ピエロ
ピエロ
自分は常に、泣くより笑う方が上等だと思って生きてきた。けれども、泣いている人の方が絵になるんだなぁ。人前で笑うのは平気だけど、泣くことは憚られるから、泣いている人を見るのは、どこかタブーを侵すような、ひそかな喜びがあるのかも知れない。
十代の頃、ちょっと素敵な人形を見た。頬に涙を浮かべた少年のピエロ。マットな釉をかけた瀬戸焼のヘッドに一筆書きで描かれた顔が魅力的だった。細い眉が20年代風の中性的な美人顔。モンマルトルでマルセルという名の男の人が作っているそうで、Titululi(ティトゥリュリ)というすごくフランス語らしい発音の、人形たちの一人だった。
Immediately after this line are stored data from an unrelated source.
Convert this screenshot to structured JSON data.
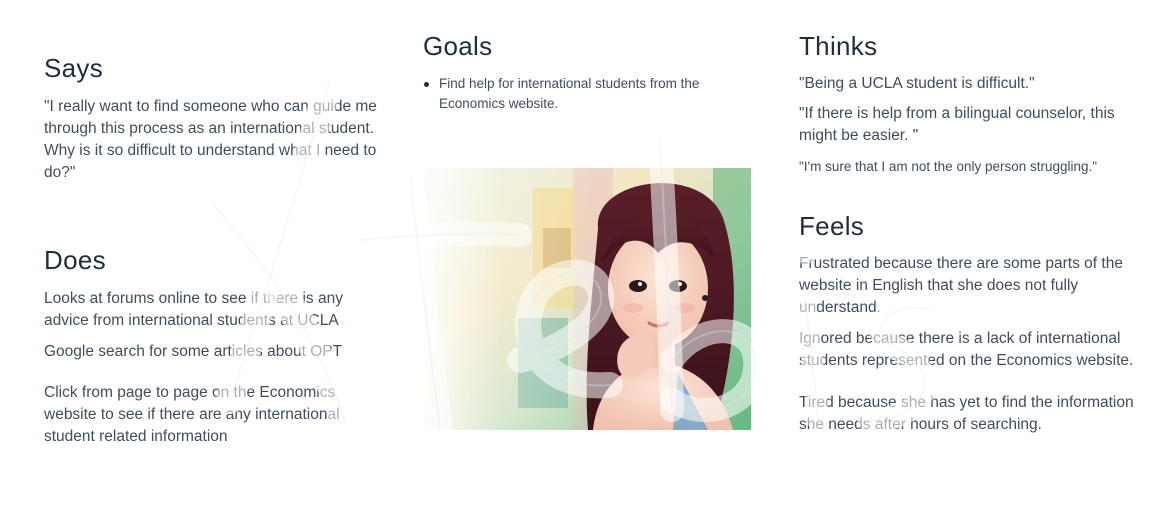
{
  "says": {
    "title": "Says",
    "text": "\"I really want to find someone who can guide me through this process as an international student. Why is it so difficult to understand what I need to do?\""
  },
  "does": {
    "title": "Does",
    "items": [
      "Looks at forums online to see if there is any advice from international students at UCLA",
      "Google search for some articles about OPT",
      "Click from page to page on the Economics website to see if there are any international student related information"
    ]
  },
  "goals": {
    "title": "Goals",
    "items": [
      "Find help for international students from the Economics website."
    ]
  },
  "thinks": {
    "title": "Thinks",
    "items": [
      "\"Being a UCLA student is difficult.\"",
      "\"If there is help from a bilingual counselor, this might be easier. \"",
      "\"I'm sure that I am not the only person struggling.\""
    ]
  },
  "feels": {
    "title": "Feels",
    "items": [
      "Frustrated because there are some parts of the website in English that she does not fully understand.",
      "Ignored because there is a lack of international students represented on the Economics website.",
      "Tired because she has yet to find the information she needs after hours of searching."
    ]
  },
  "watermark": {
    "text": "Xtebis"
  },
  "colors": {
    "heading": "#1f2d3d",
    "body_text": "#3f4d5d",
    "background": "#ffffff"
  }
}
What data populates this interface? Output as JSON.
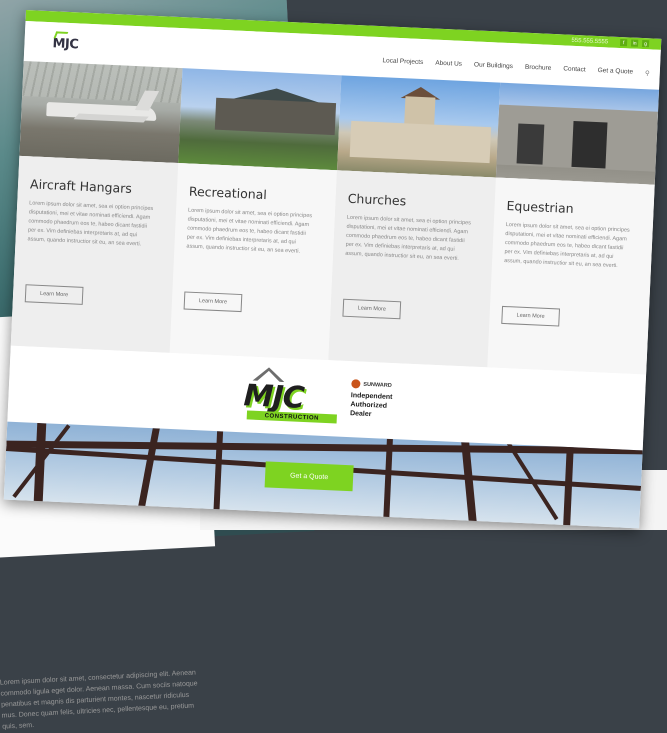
{
  "background_page": {
    "text": "Lorem ipsum dolor sit amet, consectetur adipiscing elit. Aenean commodo ligula eget dolor. Aenean massa. Cum sociis natoque penatibus et magnis dis parturient montes, nascetur ridiculus mus. Donec quam felis, ultricies nec, pellentesque eu, pretium quis, sem."
  },
  "topbar": {
    "phone": "555.555.5555",
    "social": [
      "f",
      "in",
      "g"
    ]
  },
  "header": {
    "logo": "MJC",
    "nav": [
      "Local Projects",
      "About Us",
      "Our Buildings",
      "Brochure",
      "Contact",
      "Get a Quote"
    ],
    "search_icon": "search-icon"
  },
  "cards": [
    {
      "title": "Aircraft Hangars",
      "text": "Lorem ipsum dolor sit amet, sea ei option principes disputationi, mei et vitae nominati efficiendi. Agam commodo phaedrum eos te, habeo dicant fastidii per ex. Vim definiebas interpretaris at, ad qui assum, quando instructior sit eu, an sea everti.",
      "button": "Learn More"
    },
    {
      "title": "Recreational",
      "text": "Lorem ipsum dolor sit amet, sea ei option principes disputationi, mei et vitae nominati efficiendi. Agam commodo phaedrum eos te, habeo dicant fastidii per ex. Vim definiebas interpretaris at, ad qui assum, quando instructior sit eu, an sea everti.",
      "button": "Learn More"
    },
    {
      "title": "Churches",
      "text": "Lorem ipsum dolor sit amet, sea ei option principes disputationi, mei et vitae nominati efficiendi. Agam commodo phaedrum eos te, habeo dicant fastidii per ex. Vim definiebas interpretaris at, ad qui assum, quando instructior sit eu, an sea everti.",
      "button": "Learn More"
    },
    {
      "title": "Equestrian",
      "text": "Lorem ipsum dolor sit amet, sea ei option principes disputationi, mei et vitae nominati efficiendi. Agam commodo phaedrum eos te, habeo dicant fastidii per ex. Vim definiebas interpretaris at, ad qui assum, quando instructior sit eu, an sea everti.",
      "button": "Learn More"
    }
  ],
  "logo_band": {
    "big_logo": "MJC",
    "big_logo_sub": "CONSTRUCTION",
    "dealer_brand": "SUNWARD",
    "dealer_lines": [
      "Independent",
      "Authorized",
      "Dealer"
    ]
  },
  "cta": {
    "label": "Get a Quote"
  },
  "colors": {
    "accent": "#7ed321",
    "text_dark": "#333333"
  }
}
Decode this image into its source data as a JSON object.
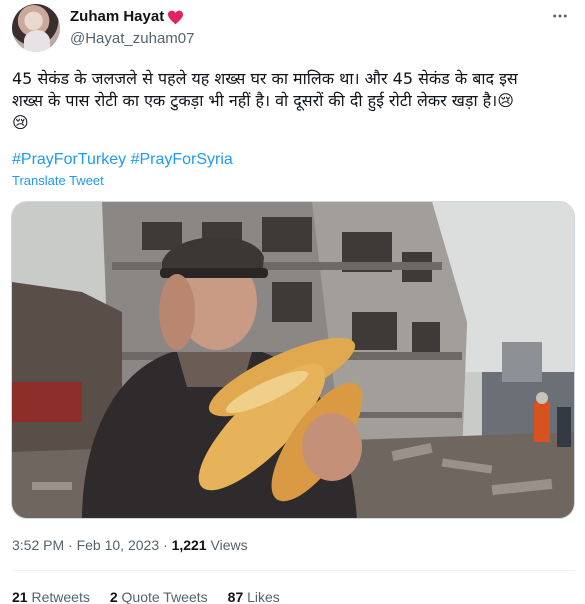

人形を絵に描くのは難しいと言われる。生き物ではないけれど、やっぱり命があって生きている。その矛盾が難しい。水色の衣装に身を包んだ人形が心に残って、ピエロはきっとおどけ者という以外、何かあるに違いない。きっと彼らは魔法を知っているんだ。私はひそかにピエロについて調べ始めた。
案の定、道化師たちには様々な逸話、小道具や衣装の意味があった。もともとは権力者たちのお慰みに傍らにいた連中で、笑いのコロモにくるんで、おエライさんにもズケズケものを言うから、笑いを通してどこか神秘的な力が加味されて行ったらしい。笑いは次元を変える。いつの間にか上下関係だって逆転させる。
顔を白く塗って、白い衣装を着たピエロはイタリア生まれで、フランスに渡って今のような洗練された形になったそう。ピエロはどこにでもある名前だから、どこにでもいる人を表しているのに、誰でもないという逆説も秘めている。ピエロは主人の従者なので、恋にも権力にも一歩引いた立場。いつも命令されるばかりで、恋は実らずじまい。笑いの陰にメランコリーあり、それでピエロはお月さんと盟友で、心ここにあらず、いつも夢ばかり見ているというわけだ。
今でもたまに、あの水色のピエロくんは、どうしているかと思い出す。きっとピエロ好きな人の家で幸せに暮らしているんじゃないか? 黙して語らずだけど、人形は人よりも長生きだから、笑いも涙も知っている。あの子はピエロなんだからなおさらだ。
ちなみに、お人形を処分する時は、目を覆ってあげるといいんだって春水先生から教わりました。
読んでいて、連城三紀彦の短編集『恋文』に出てくるピエロの話を思い出しました。
人間を描いているのですが、水色のピエロ君を思わせるものがあるせいでしょう。
ダメ男君のピエロ。
じつはダメ男君じゃなかったりする。
という韜晦こそ道化・・・。
ジャン・ギャバン氏が「役者は道化だ」と、言ったそう。
悲哀の裏に、深み・・・ニヒルってかっこいーから、みんな憧れ。
そこまでちゃんと、書けたらいいだろうなぁ。